Abbey Home Farm prides itself on engaging with people from all walks of life and educating and sharing knowledge wherever possible. Agroforestry is a fantastic way to further develop our educational offering. Whether that's simply teaching young children about the importance of trees to our planet, or educating experienced farmers on the wide range of benefits agroforestry can offer their farms, whatever they produce and at any scale.
Hannah Fraser
Organic arable farm, 450 acres
Denby Hall Farm, near Cawthorne, South Yorkshire
Early in 2023, we planted 3000 trees and wildflower strips within a 50-acre arable field, creating an 'alley cropping' system. We planted a mix of hazel, sweet chestnut, sycamore and alder, with the aim of coppicing the trees and harvesting the timber. Since my husband and I took over the farm in 2018, our ambition has been to regenerate the farm’s living ecosystem and embrace the ecological benefits that land can provide, whilst still growing nutritious food for people. I think our agroforestry system is a key part of how we can achieve this. Whilst the trees are still only young, we've already seen a bloom of wildlife inhabiting the wild flower understorey. We hope that as the trees grow, they will improve water drainage, help increase resilience to droughts, shield strong winds, promote soil life and ultimately help us to produce high quality organic milling cereals, whilst providing great ecosystem services.
David Oates
Mixed, livestock, arable, field trials, species rich grassland, lowland heathland and woodland
250 acres owned and another 1000 contract farmed & rented
Rosuick Farm, Lizard Peninsula, Cornwall
I've always had a keen interest in trees, inherited from my dad. Our farm used to be covered in Cornish elms. We had the biggest elm tree in Britain but this along with many others were lost to Dutch elm disease. My dad built a saw mill and from a young age I remember the satisfaction of cutting and building with home-grown timber.

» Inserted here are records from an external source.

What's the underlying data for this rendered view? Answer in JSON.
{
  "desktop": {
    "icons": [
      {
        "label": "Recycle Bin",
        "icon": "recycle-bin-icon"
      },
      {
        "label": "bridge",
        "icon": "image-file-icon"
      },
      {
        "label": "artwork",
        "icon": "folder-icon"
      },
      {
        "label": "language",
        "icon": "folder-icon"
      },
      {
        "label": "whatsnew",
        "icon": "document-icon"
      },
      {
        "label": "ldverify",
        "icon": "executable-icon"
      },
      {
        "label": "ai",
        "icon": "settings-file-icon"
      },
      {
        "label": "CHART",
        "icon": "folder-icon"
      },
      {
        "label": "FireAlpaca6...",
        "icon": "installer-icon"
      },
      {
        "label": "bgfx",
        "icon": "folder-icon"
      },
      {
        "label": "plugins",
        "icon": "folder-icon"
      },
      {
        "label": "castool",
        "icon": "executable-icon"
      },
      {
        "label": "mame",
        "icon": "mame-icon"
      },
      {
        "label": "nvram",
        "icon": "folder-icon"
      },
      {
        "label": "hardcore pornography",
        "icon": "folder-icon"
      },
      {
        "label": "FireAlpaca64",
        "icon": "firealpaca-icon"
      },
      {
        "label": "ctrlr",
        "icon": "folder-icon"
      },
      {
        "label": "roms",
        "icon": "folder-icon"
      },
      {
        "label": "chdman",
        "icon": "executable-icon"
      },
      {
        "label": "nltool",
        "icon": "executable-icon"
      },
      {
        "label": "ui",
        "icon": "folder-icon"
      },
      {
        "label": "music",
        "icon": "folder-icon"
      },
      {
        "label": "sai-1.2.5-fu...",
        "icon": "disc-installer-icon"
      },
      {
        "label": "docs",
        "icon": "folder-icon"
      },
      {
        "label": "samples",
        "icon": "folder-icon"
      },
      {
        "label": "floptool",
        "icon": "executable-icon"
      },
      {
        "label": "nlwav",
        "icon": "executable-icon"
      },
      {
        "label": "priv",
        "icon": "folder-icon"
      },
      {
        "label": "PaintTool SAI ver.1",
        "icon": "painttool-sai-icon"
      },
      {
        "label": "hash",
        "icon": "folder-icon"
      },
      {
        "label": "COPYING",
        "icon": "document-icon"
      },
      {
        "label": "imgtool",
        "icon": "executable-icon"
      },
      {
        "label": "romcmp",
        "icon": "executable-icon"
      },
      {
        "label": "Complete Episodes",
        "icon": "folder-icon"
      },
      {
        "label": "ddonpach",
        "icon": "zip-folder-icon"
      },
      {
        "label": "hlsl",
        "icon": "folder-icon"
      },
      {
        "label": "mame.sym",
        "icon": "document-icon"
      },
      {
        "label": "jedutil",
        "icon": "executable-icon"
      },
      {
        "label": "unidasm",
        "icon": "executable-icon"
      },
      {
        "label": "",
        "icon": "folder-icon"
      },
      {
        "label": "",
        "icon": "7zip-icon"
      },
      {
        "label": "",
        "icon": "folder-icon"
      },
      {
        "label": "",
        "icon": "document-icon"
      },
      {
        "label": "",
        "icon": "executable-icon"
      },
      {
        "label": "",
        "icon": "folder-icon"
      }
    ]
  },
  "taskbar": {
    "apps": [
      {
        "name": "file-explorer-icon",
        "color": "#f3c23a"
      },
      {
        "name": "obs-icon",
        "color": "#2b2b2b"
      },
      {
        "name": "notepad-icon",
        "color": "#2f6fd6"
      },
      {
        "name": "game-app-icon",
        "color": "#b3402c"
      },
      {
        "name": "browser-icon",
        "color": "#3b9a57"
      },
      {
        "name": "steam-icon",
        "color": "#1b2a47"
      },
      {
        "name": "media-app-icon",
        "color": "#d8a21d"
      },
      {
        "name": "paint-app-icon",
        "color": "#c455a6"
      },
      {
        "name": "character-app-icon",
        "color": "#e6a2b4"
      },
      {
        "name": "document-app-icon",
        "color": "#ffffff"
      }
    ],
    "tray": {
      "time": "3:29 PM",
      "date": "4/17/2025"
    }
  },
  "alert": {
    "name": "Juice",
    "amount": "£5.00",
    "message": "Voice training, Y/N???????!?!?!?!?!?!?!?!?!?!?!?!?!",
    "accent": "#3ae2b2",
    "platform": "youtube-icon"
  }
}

Now with a commercial focus of sustainable beef and lamb production, agroforestry is to perfect way to get more trees onto our farm. Increasing output of our land, producing more food, while cutting costs and increasing efficiency without giving up productive land for woodland are obvious goals agroforestry can deliver. These along with the wide array of environmental benefits make it fit perfectly with the environmental ethos of our business.
I have designed our agroforestry systems to showcase as many forms of agroforestry as I can, to make the most of the full range of benefits and be able to share these with others.
Expanding our existing traditional orchards, creating new alley cropping, wood pasture and parklands is exciting to see develop. Shelter belts and strategically planted areas enhance the welfare of livestock and I hope that in the future these practices will add value to the end consumer for the food we produce on farm.
George Young
Beef suckler
Curtis Farm, Fobbing, Essex
Agroforestry is a natural fit for the nature-focussed farming system at Curtis Farm. The farm has been designed with connectivity as the guiding principle, centred around a ‘wild seam’ which runs through the middle of the farm and connects each field. Agroforestry works tremendously well for dividing fields up into logical chunks, with the tree belts providing yet more incredible habitat for wildlife. Over the coming years, the trees themselves will continue to offer shade and shelter to livestock. Even more, the trees diversify the forage available to the cows, enabling the animals a degree of self-medication. To be really simplistic though, adding trees to any farm just massively increases the beauty of the land.